Overall, he said, he is satisfied with their performance but results of subjects like Chinese Language, Computer Studies and Mathematics have dropped last year compared with the previous year.

It’s easy, Hishammuddin, the bar is constantly being raised for STPM students. Doing a past year paper from the 1990’s is easier than one from the 2000s. Why? Because of the likes of you racists, Hishammuddin. Malay students go do the easier matriculation program under your ministry. Why is that, Hishammuddin? So that more Malays can go into university, come out and can’t find for a job?

If there is nothing wrong with STPM, Hishammuddin, why doesn’t your daughter do it? Why is your daughter in Australia instead? Is it because you lack trust in STPM or you lack confidence in your daughter? What about your ministry’s matriculation program? Is it because you think it is too low a standard for your daughter? You want her to do something recognized outside of Malaysia.

You see, Hishammuddin, the likes of you have turned the likes of me against this country. Right now, I have nothing but hate for this country. The first chance I get on leaving this country not to study but for good, I’ll take. I hate this country, Hishammuddin, and you only have you and your fellow party comrades to blame.

Shattered

Filed under: Uncategorized

I don’t think I have ever been so downcast or depressed regarding any exam results compared with this. I got a B+ (Economics), a B (General Studies), a B- (Accountancy), a C (Mathematics S) and a C- (Malay language). First, the bad part: I failed one of the papers in Malay, pulling my grade down to a C-. What was one of my hopes for an A became the lowest grade in my result slip. The other paper had a what-must-be-very-strong B+, but the F for my written portion makes no sense - I was top of my class. I’m appealing.

Then there is Economics. I was so hoping I would get at least an A-, instead a B+ is what I get. If I didn’t get an F in that paper and got an A- in this paper, a cummulative GPA of 3.0 and above is feaible. Instead, it’s 2.55.

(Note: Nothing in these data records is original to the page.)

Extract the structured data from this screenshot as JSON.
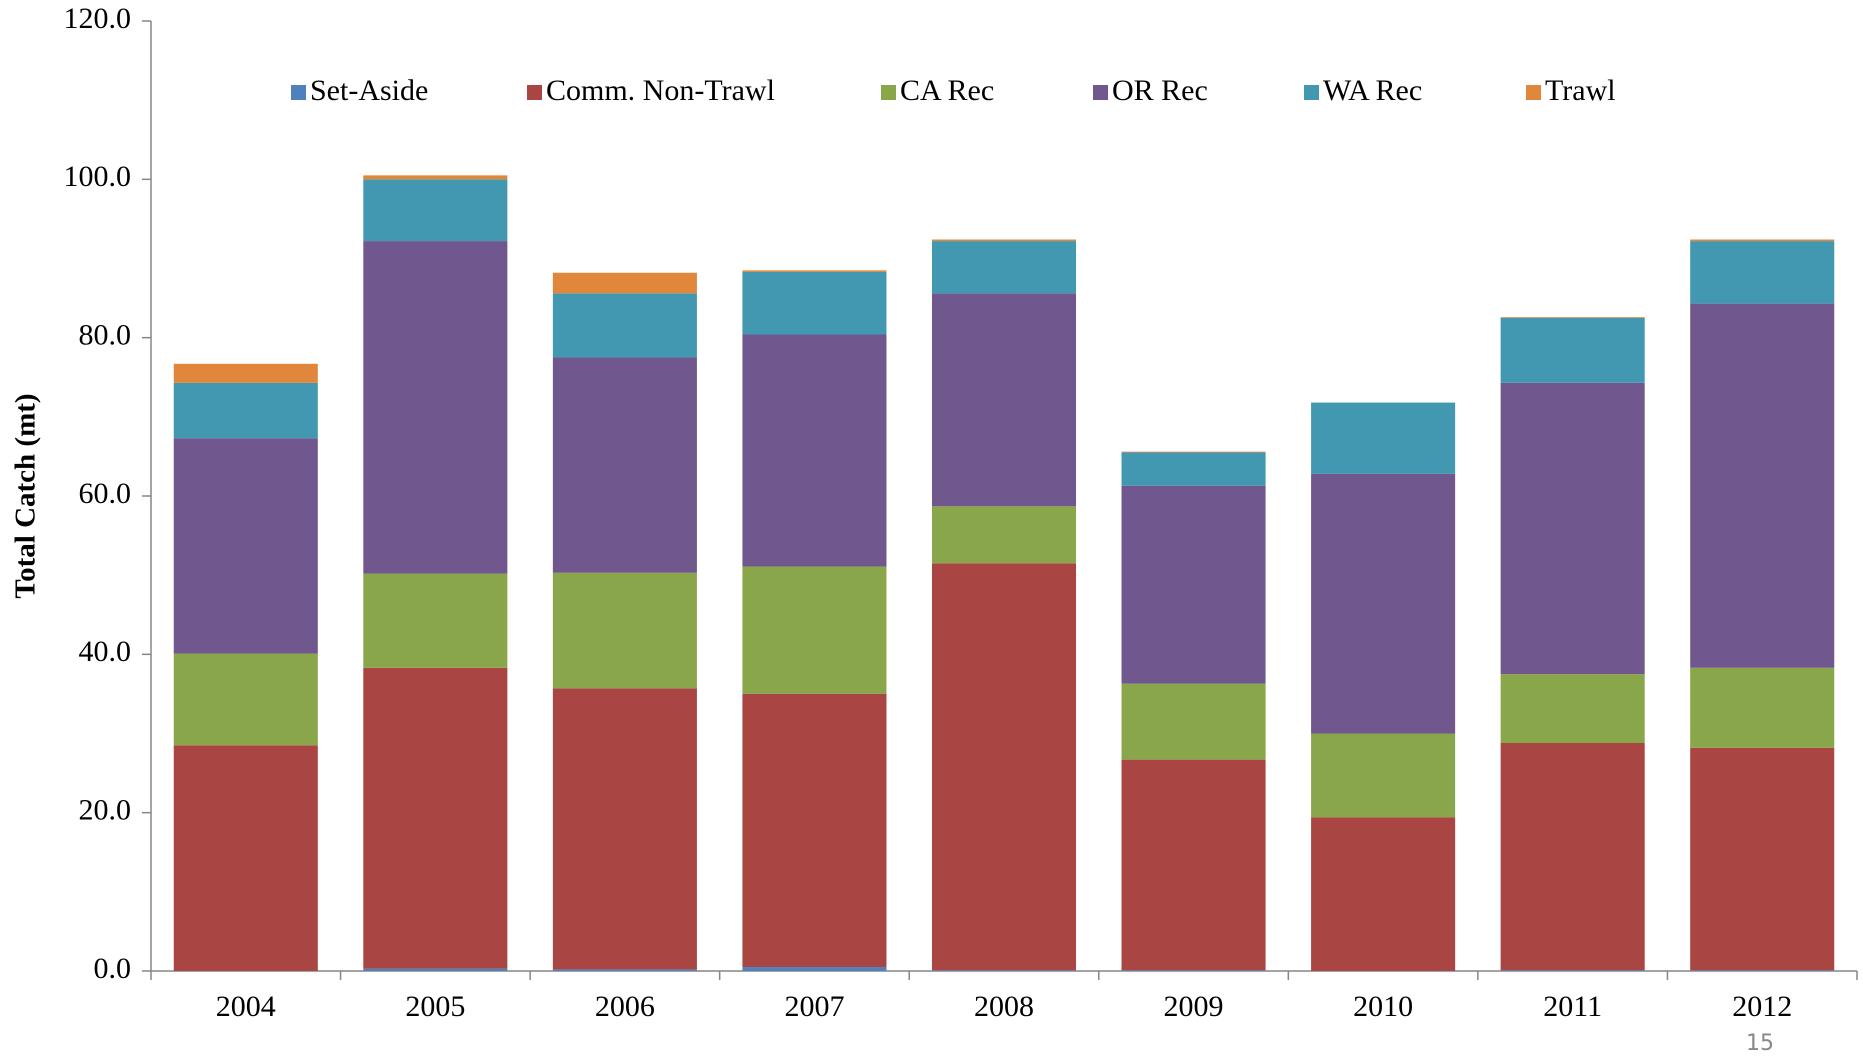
{
  "chart_data": {
    "type": "stacked_bar",
    "y_label": "Total Catch (mt)",
    "categories": [
      "2004",
      "2005",
      "2006",
      "2007",
      "2008",
      "2009",
      "2010",
      "2011",
      "2012"
    ],
    "series": [
      {
        "name": "Set-Aside",
        "color": "#4f81bd",
        "values": [
          0,
          0.3,
          0.2,
          0.5,
          0.1,
          0.1,
          0,
          0.1,
          0.1
        ]
      },
      {
        "name": "Comm. Non-Trawl",
        "color": "#a94542",
        "values": [
          28.5,
          38.0,
          35.5,
          34.5,
          51.4,
          26.6,
          19.4,
          28.7,
          28.1
        ]
      },
      {
        "name": "CA Rec",
        "color": "#8aa64b",
        "values": [
          11.6,
          11.9,
          14.6,
          16.1,
          7.2,
          9.6,
          10.6,
          8.7,
          10.1
        ]
      },
      {
        "name": "OR Rec",
        "color": "#70588f",
        "values": [
          27.2,
          42.0,
          27.2,
          29.3,
          26.9,
          25.0,
          32.8,
          36.8,
          46.0
        ]
      },
      {
        "name": "WA Rec",
        "color": "#4198b0",
        "values": [
          7.0,
          7.8,
          8.1,
          7.9,
          6.6,
          4.2,
          9.0,
          8.2,
          7.9
        ]
      },
      {
        "name": "Trawl",
        "color": "#e0873c",
        "values": [
          2.4,
          0.5,
          2.6,
          0.2,
          0.2,
          0.1,
          0,
          0.1,
          0.2
        ]
      }
    ],
    "ylim": [
      0,
      120
    ],
    "yticks": [
      {
        "value": 0,
        "label": "0.0"
      },
      {
        "value": 20,
        "label": "20.0"
      },
      {
        "value": 40,
        "label": "40.0"
      },
      {
        "value": 60,
        "label": "60.0"
      },
      {
        "value": 80,
        "label": "80.0"
      },
      {
        "value": 100,
        "label": "100.0"
      },
      {
        "value": 120,
        "label": "120.0"
      }
    ],
    "legend": "top",
    "page_number": "15"
  }
}
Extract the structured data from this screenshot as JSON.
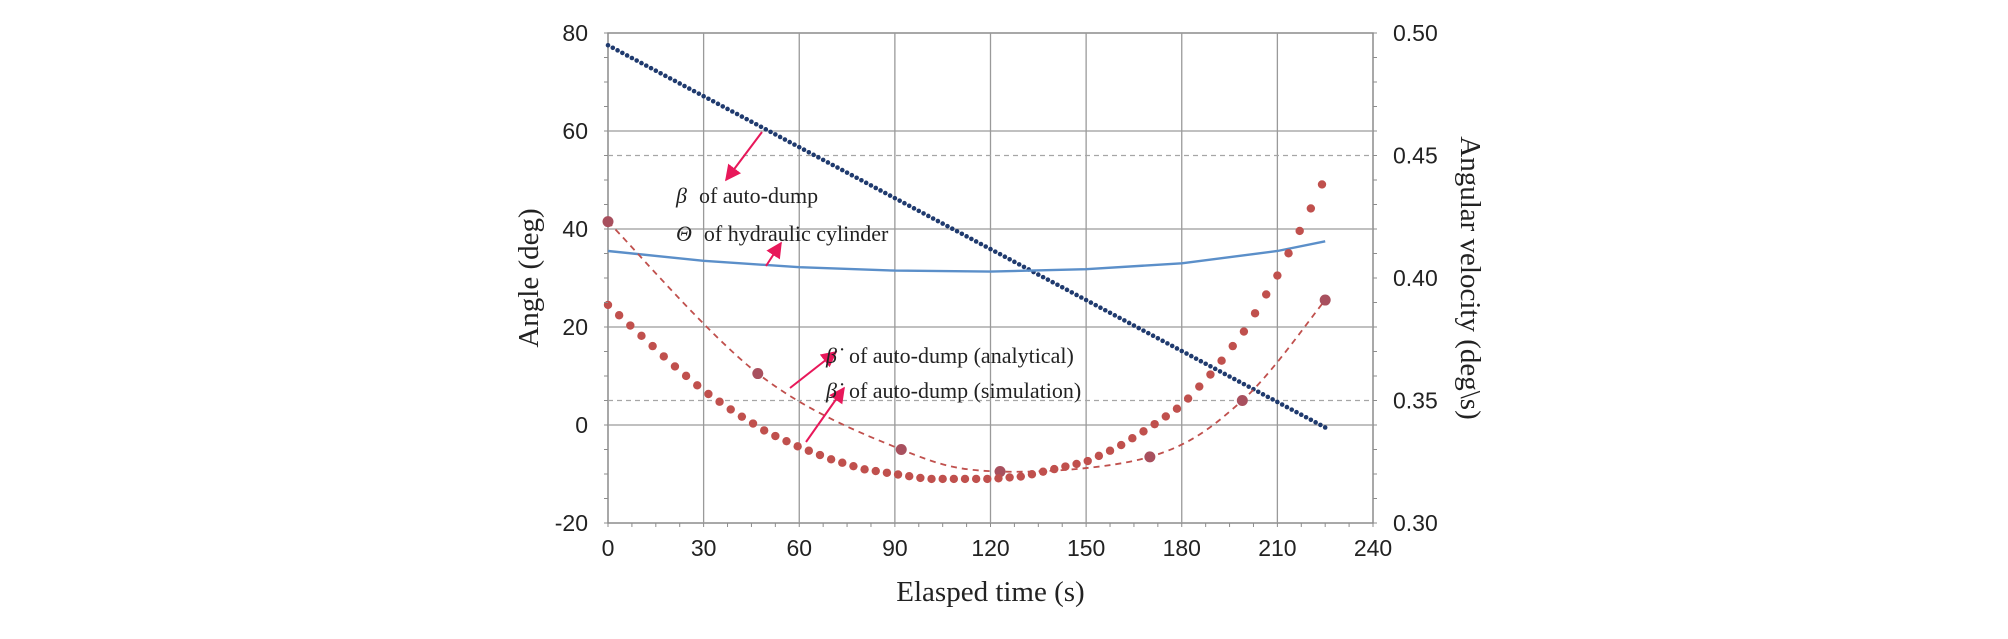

I didn’t go to Singapore hence - spending so much money on visiting universities I have a very very slim chance of getting in does not entice me. Everyone is congratulating me but to me, I most certainly could do much better. I really want to resit my STPM, I know I could improve my grade dramatically.

The good news is the Maths. While in my trials and every school exam since 2002, I have failed Mathematics. And this time, I got a C. Which means my average score is in the region of 50s or 60s (out of 100). For someone who struggled previously to get double-digit percentages, this is great news. What’s better, I got a B+ (that’s B-plus) for my Mathematics Paper 2 (which was Statistics and Business Mathematics) - which means I got my marks within the range of 80s or the high 70s.

That’s two weeks of work. Imagine what I could do with 6-7 months of work? I got a D+ in the first paper, which is calculus and other assorted nightmares - not stellar, but consider, the last test, I scored 5 marks. To get a D, I need at least 40 percent marks.

Everyone is congratulating me, somehow it being a big achievement (my Singapore-Cambridge A-Level best friend pointed out that if converted roughly on a Nottingham basis to A-level results, it’s 3A’s and 2B’s) but still, I could have done much better. I’m just so freaking depressed. I think I’ll gain a few kilos the next couple of weeks.